Now, on John McCain, talk about heroes. I think it was Emerson who said that, a hero is no braver than the ordinary man, he's braver five minutes longer. With respect to John McCain he's been braver six years longer than the ordinary man. Some years ago there was a Vietnam veteran named Steve Mason who described his comrades in Southeast Asia and his words still speak to us today, and I would include in that, General Chuck Boyd.

He wrote that this man was the best of his generation. He fought very hard in war, to be sure, but most of all he fought even harder for peace, that truly he was a man who believed in mankind. John McCain fought very hard in war. He has fought harder for peace, and he truly believes in mankind.

And I must tell you, I have a longstanding friendship with John that goes back and I would not be where I am today -- if you want to talk about the molecular motion of our careers -- I would not be standing up here today, towering over General Shelton and General Jones if it were not for John McCain because, as happenstance had it, he was then serving as a Navy liaison officer to the Senate and I happened to be on a trip heading for China in 1978. And on that trip was Senator Gary Hart, Senator Nunn, and Senator Glenn. And it was John McCain, who, as the escort officer at that time, said, "You must serve on the Senate Armed Services Committee. You owe this obligation to this country."

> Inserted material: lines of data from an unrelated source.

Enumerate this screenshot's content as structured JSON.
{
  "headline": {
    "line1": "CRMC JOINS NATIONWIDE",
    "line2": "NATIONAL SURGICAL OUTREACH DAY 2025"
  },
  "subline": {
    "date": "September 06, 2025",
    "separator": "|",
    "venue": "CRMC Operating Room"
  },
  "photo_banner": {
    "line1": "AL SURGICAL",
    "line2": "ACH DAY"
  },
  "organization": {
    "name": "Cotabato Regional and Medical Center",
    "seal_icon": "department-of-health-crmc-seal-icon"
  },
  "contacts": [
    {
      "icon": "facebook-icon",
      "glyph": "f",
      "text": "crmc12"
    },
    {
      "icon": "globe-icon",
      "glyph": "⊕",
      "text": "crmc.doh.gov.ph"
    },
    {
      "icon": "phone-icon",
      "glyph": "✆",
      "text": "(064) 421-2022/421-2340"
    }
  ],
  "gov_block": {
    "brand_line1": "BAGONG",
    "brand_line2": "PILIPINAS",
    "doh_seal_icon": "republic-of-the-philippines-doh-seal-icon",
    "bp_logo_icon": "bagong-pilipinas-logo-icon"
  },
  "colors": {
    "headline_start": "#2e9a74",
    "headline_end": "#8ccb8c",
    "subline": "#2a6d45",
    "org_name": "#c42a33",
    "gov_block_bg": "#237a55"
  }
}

And as a result of that recommendation -- actually he practically broke my arm -- I joined the Armed Services Committee. It has been -- had been the best experience of my life and I would not be here today had I not had that experience. And I owe that in this very unusual fashion to Senator John McCain.

I must tell you that after all the years I have known him, still wonder how he can hold his belief in mankind and still be so strong, after all the beatings he had endured, the torture he suffered, the loss, having spent six long years in that hotel called the Hanoi Hilton, a prisoner in body but never in spirit. And somehow he has emerged as a living testament to American courage and compassion and a very vibrant symbol of the sacrifices made by the men and women in uniform, especially the POWs and the MIAs. And I think it's his generosity of spirit and his refusal to feed fat old animosities or grievances that mark him as an extraordinary human being.

Let me conclude with a wonderful quote from Churchill that I read in a book written by Stewart Alsop called The Stay of Execution. Alsop was a great American journalist, and he had the occasion to meet with Churchill. And they had dinner together and they were sitting down, and they had gone through several bottles of wine. They had gone through at least, I think, a bottle of brandy, and then were tasting some champagne. Churchill was unfazed by all of this, of course. And he looked over at Alsop and he said, "America, America. It's a great and strong country, like a work horse pulling the rest of the world up out of the slough of despond and despair." And he looked accusingly at Alsop and he said, "But will America stay the course?" Will America stay the course?

And I think history has answered him. For the past 50 years, we know that America has stayed the course because that was our duty. And as long as we continue to produce Americans like John McCain and Joe Lieberman, we'll stay the course for more than another 50 years. It's my pleasure to be here to pay tribute to two outstanding senators, thank you.